Piss Christ à Ajaccio : Le résistant à l’affront nous répond

Né en 1964, marié et père de onze enfants, François Veyret-Passini, s’est insurgé contre l’exposition de l’infâme Piss Christ d’Andres Serano au Musée Fesch d’Ajaccio. Il a lancé, du 26 juin au 29 septembre 2014, une vigoureuse et pacifique résistance à l’inacceptable.

Un livre de 180 pages vient de sortir qui raconte cette belle aventure: Piss Christ Fora !  Son auteur a bien voulu répondre à nos questions.

 

Qu’est-ce qui vous a poussé à lan­cer votre opération “Piss Christ Fora!” ?

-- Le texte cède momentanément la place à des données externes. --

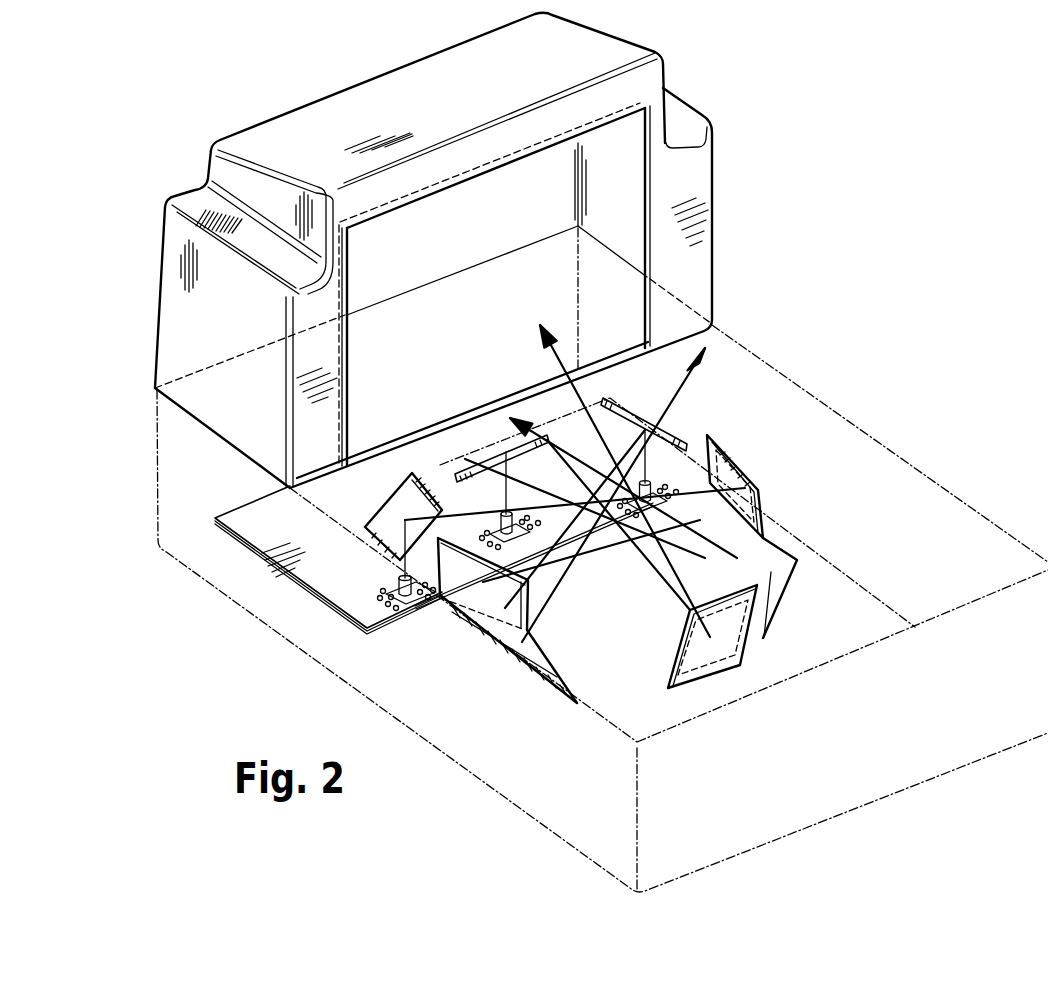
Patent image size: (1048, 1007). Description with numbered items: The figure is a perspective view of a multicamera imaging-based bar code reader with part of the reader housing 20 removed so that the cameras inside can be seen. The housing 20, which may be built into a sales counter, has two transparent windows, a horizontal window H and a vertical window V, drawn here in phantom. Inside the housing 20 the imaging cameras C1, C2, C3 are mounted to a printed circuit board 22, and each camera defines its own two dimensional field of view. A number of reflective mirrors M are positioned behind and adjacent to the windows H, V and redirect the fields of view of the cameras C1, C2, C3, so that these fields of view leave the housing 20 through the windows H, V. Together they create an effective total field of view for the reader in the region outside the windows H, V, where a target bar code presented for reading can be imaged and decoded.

The housing 20 is at (675, 205).
The transparent window V is at (615, 178).
The printed circuit board 22 is at (343, 580).
The imaging camera C1 is at (405, 597).
The imaging camera C2 is at (497, 515).
The imaging camera C3 is at (643, 475).
The reflective mirror M is at (497, 452).
The transparent window H is at (760, 515).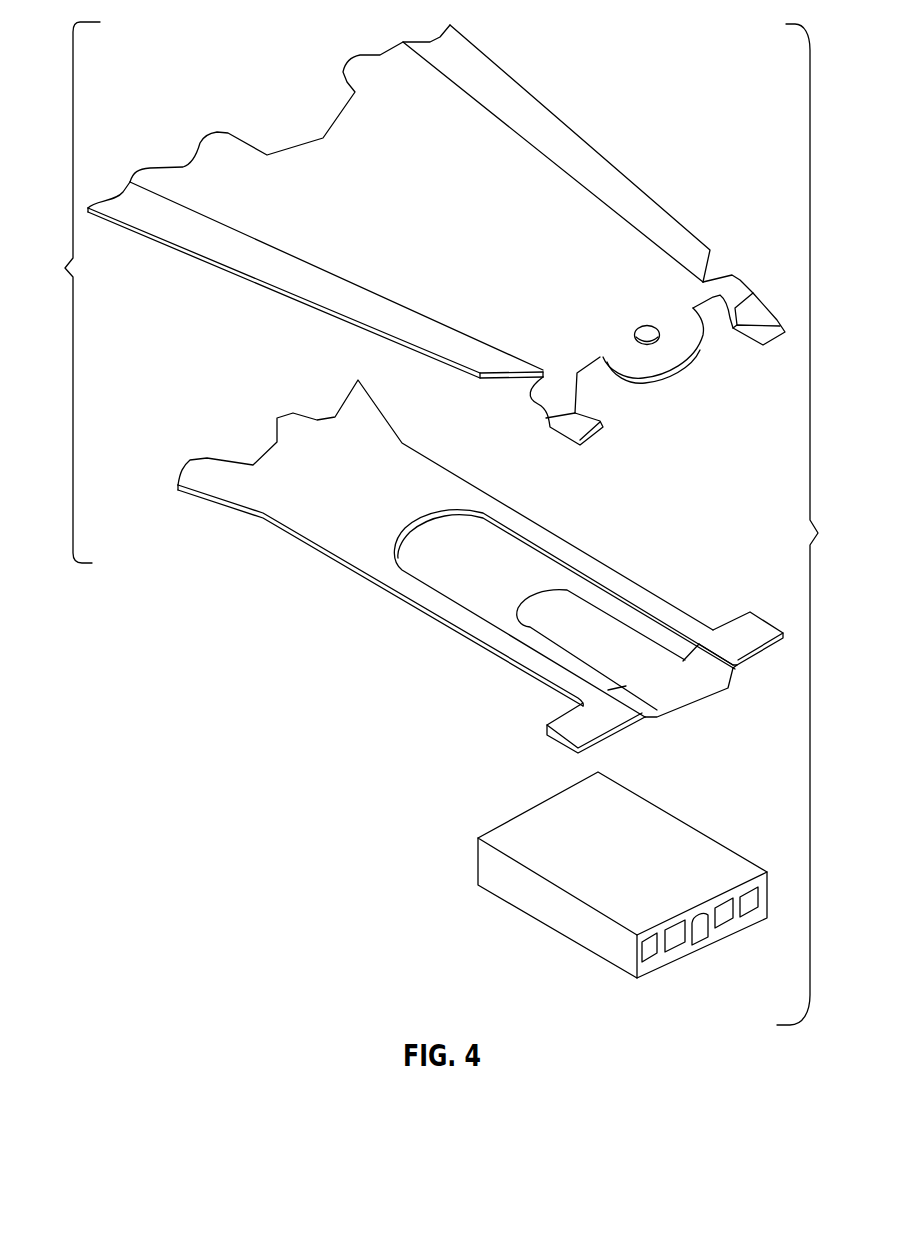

L’Honneur ; de Jésus Christ ; de la Corse. Étant catholique et Corse, le Piss Christ est un blasphème insupportable. Exposé en Corse, il est une provocation.

 

Beaucoup de Français de l’Île de Beauté et du “continent” vous ont soutenu. D’autres s’en sont abstenus. Pouvez-vous nous expliquer pourquoi?

Non. Je suppose que les mêmes motifs animent les mêmes personnes qui ne bougent jamais.

 

Malgré vos efforts pacifiques – et votre grève de la faim –, l’abjecte “œuvre” d’Andres Serrano n’a pas été décrochée des cimai­ses du Musée Fesch. Comment l’expliquez-vous?

L’autorité habilitée à le faire, le maire, ne l’a pas voulu pour ne pas rompre un contrat passé sous la municipalité précédente, sous peine de lourdes indemnités. Andres Serrano est d’abord un businessman de l’art contemporain.

Cependant, nous avons pu mesurer combien l’apparente défaite qu’a constitué le maintien du Piss Christ au Musée Fesch a été l’occasion d’une bataille plus longue et plus efficace encore.

 

Vous venez de faire paraître une brochure racontant votre cou­rageuse initiative. Qu’attendez-vous de cette publication?

Qu’elle entretienne l’amitié qui s’est révélée et approfondie grâce à cette action, par l’évocation des faits, et qu’elle entretienne la capacité de mobilisation de tous ceux qui sont touchés par la perversion antichrétienne, par le rappel de l’efficacité de cette action.

 

D’une manière générale, comment analysez-vous la christianophobie en France?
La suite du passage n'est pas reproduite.